Tuesday 15 September 2015

The Russian Bear

Vladimir Putin President of Russia has started to move his troops to Syria seeing an opportunity to move West. Is this enough for the UK government to act decisively?

There have been growing numbers of Russian troops over the last two months that have been sent to a Russian naval maintenance facility in Tartus, in western Syria. There is talk of moving the Russian naval base at Tartus to Rmaileh, north of Jableh. Large Russian ships currently have to be unloaded at Latakia. Relocating the base to Rmaileh would resolve the capacity problem and provide the Russian military deployment with a more integrated structure.

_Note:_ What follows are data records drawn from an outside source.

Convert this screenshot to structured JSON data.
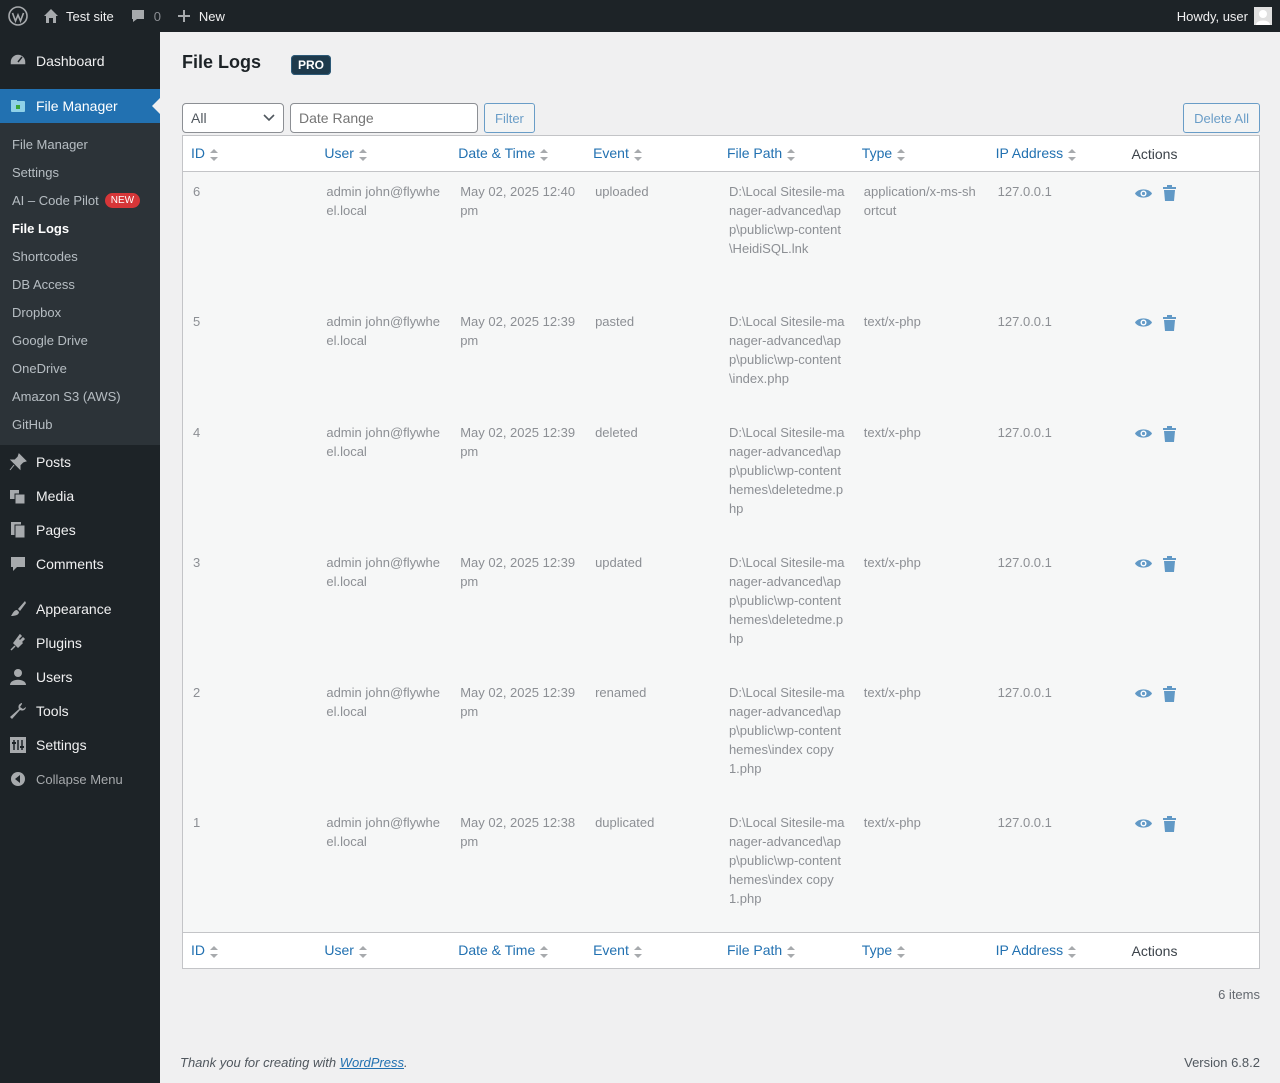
{
  "adminbar": {
    "site_name": "Test site",
    "comments_count": "0",
    "new_label": "New",
    "howdy": "Howdy, user"
  },
  "sidebar": {
    "dashboard": "Dashboard",
    "file_manager": "File Manager",
    "submenu": [
      {
        "label": "File Manager"
      },
      {
        "label": "Settings"
      },
      {
        "label": "AI – Code Pilot",
        "badge": "NEW"
      },
      {
        "label": "File Logs"
      },
      {
        "label": "Shortcodes"
      },
      {
        "label": "DB Access"
      },
      {
        "label": "Dropbox"
      },
      {
        "label": "Google Drive"
      },
      {
        "label": "OneDrive"
      },
      {
        "label": "Amazon S3 (AWS)"
      },
      {
        "label": "GitHub"
      }
    ],
    "posts": "Posts",
    "media": "Media",
    "pages": "Pages",
    "comments": "Comments",
    "appearance": "Appearance",
    "plugins": "Plugins",
    "users": "Users",
    "tools": "Tools",
    "settings": "Settings",
    "collapse": "Collapse Menu"
  },
  "page": {
    "title": "File Logs",
    "pro_badge": "PRO"
  },
  "filters": {
    "select_value": "All",
    "date_placeholder": "Date Range",
    "filter_button": "Filter",
    "delete_all_button": "Delete All"
  },
  "table": {
    "columns": [
      "ID",
      "User",
      "Date & Time",
      "Event",
      "File Path",
      "Type",
      "IP Address",
      "Actions"
    ],
    "rows": [
      {
        "id": "6",
        "user": "admin john@flywheel.local",
        "date": "May 02, 2025 12:40 pm",
        "event": "uploaded",
        "path": "D:\\Local Sites\u0001ile-manager-advanced\\app\\public\\wp-content\\HeidiSQL.lnk",
        "type": "application/x-ms-shortcut",
        "ip": "127.0.0.1"
      },
      {
        "id": "5",
        "user": "admin john@flywheel.local",
        "date": "May 02, 2025 12:39 pm",
        "event": "pasted",
        "path": "D:\\Local Sites\u0001ile-manager-advanced\\app\\public\\wp-content\\index.php",
        "type": "text/x-php",
        "ip": "127.0.0.1"
      },
      {
        "id": "4",
        "user": "admin john@flywheel.local",
        "date": "May 02, 2025 12:39 pm",
        "event": "deleted",
        "path": "D:\\Local Sites\u0001ile-manager-advanced\\app\\public\\wp-content hemes\\deletedme.php",
        "type": "text/x-php",
        "ip": "127.0.0.1"
      },
      {
        "id": "3",
        "user": "admin john@flywheel.local",
        "date": "May 02, 2025 12:39 pm",
        "event": "updated",
        "path": "D:\\Local Sites\u0001ile-manager-advanced\\app\\public\\wp-content hemes\\deletedme.php",
        "type": "text/x-php",
        "ip": "127.0.0.1"
      },
      {
        "id": "2",
        "user": "admin john@flywheel.local",
        "date": "May 02, 2025 12:39 pm",
        "event": "renamed",
        "path": "D:\\Local Sites\u0001ile-manager-advanced\\app\\public\\wp-content hemes\\index copy 1.php",
        "type": "text/x-php",
        "ip": "127.0.0.1"
      },
      {
        "id": "1",
        "user": "admin john@flywheel.local",
        "date": "May 02, 2025 12:38 pm",
        "event": "duplicated",
        "path": "D:\\Local Sites\u0001ile-manager-advanced\\app\\public\\wp-content hemes\\index copy 1.php",
        "type": "text/x-php",
        "ip": "127.0.0.1"
      }
    ]
  },
  "items_count": "6 items",
  "footer": {
    "thanks_prefix": "Thank you for creating with ",
    "wp_link": "WordPress",
    "thanks_suffix": ".",
    "version": "Version 6.8.2"
  },
  "colors": {
    "accent": "#2271b1",
    "sidebar_bg": "#1d2327",
    "pro_badge": "#1e3a4c"
  }
}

One of the reasons these movements are happening now relate directly to Turkey’s efforts to create a safe zone north of Aleppo in northern Syria. Russia opposes the zone, which would be located about 93 miles from Jableh.

Although it might appear the Russian activity at Jableh is designed to boost Syrian army operations, to strengthen the regime's political efforts and fight against IS, the long-term goal is a new military strategic balance in the region and Putin's aggressive land grab.

Putin must be thinking that the risk is worth taking, and the main reason to think so is the calculation that now Russia will have locked the West out of the conflict in Syria – at least as far as fighting the Assad regime goes.

Today’s UK politicians say the answer to the refugee crisis is at source, well the Russian President seems to have beaten them to it.